Retinol and riboflavin are mainly found in foods of animal origin like milk, cheese, and eggs. Niacin is found in a variety of whole and processed foods, including meat from various animal sources, seafood, and spices. The principal aspects of traditional Korean diet include proportionally high consumption of rice and vegetables, moderate consumption of fish, and low consumption of red meat and dairy products [36
]. Over the last few decades, the Korean diet has changed from traditional food, mainly composed of rice and vegetables, to a westernized diet, rich in red meat and dairy products, in line with development and globalization [37
]. However, the elderly in Korea may not have enough riboflavin, niacin, and retinol, because they maintain traditional Korean diets, including low consumption of meat and milk.

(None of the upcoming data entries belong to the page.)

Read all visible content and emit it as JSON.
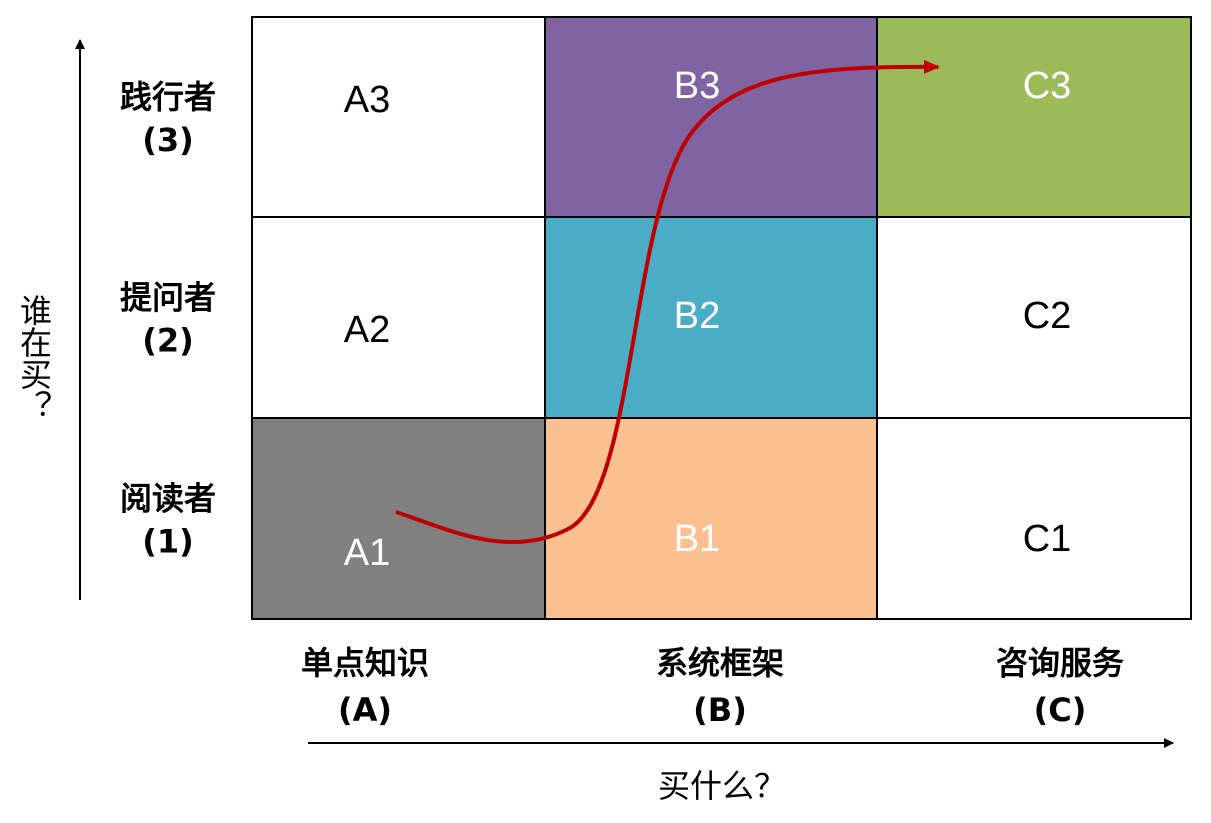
{
  "y_axis_title": "谁在买？",
  "x_axis_title": "买什么？",
  "rows": [
    {
      "label": "践行者",
      "index": "(3)",
      "cells": [
        {
          "text": "A3",
          "fill": "#ffffff",
          "text_color": "#000000"
        },
        {
          "text": "B3",
          "fill": "#8064a2",
          "text_color": "#ffffff"
        },
        {
          "text": "C3",
          "fill": "#9bbb59",
          "text_color": "#ffffff"
        }
      ]
    },
    {
      "label": "提问者",
      "index": "(2)",
      "cells": [
        {
          "text": "A2",
          "fill": "#ffffff",
          "text_color": "#000000"
        },
        {
          "text": "B2",
          "fill": "#4bacc6",
          "text_color": "#ffffff"
        },
        {
          "text": "C2",
          "fill": "#ffffff",
          "text_color": "#000000"
        }
      ]
    },
    {
      "label": "阅读者",
      "index": "(1)",
      "cells": [
        {
          "text": "A1",
          "fill": "#808080",
          "text_color": "#ffffff"
        },
        {
          "text": "B1",
          "fill": "#fac090",
          "text_color": "#ffffff"
        },
        {
          "text": "C1",
          "fill": "#ffffff",
          "text_color": "#000000"
        }
      ]
    }
  ],
  "columns": [
    {
      "label": "单点知识",
      "index": "(A)"
    },
    {
      "label": "系统框架",
      "index": "(B)"
    },
    {
      "label": "咨询服务",
      "index": "(C)"
    }
  ]
}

As a cross-sectional epidemiological survey, our study cannot establish causal relationships between the nutritional intake and ARHL. To identify causal relationships, an experimental study using human or animal would be needed. Furthermore, nutritional intake was estimated based on the 24-h recall method of the subjects. Although trained staff interviewed the participants, responses were dependent on the subjects’ memory, leaving open the possibility of measurement error. Serum analysis of nutrient levels could be useful when investigating their direct association with ARHL, because nutritional bioavailability may vary from person to person.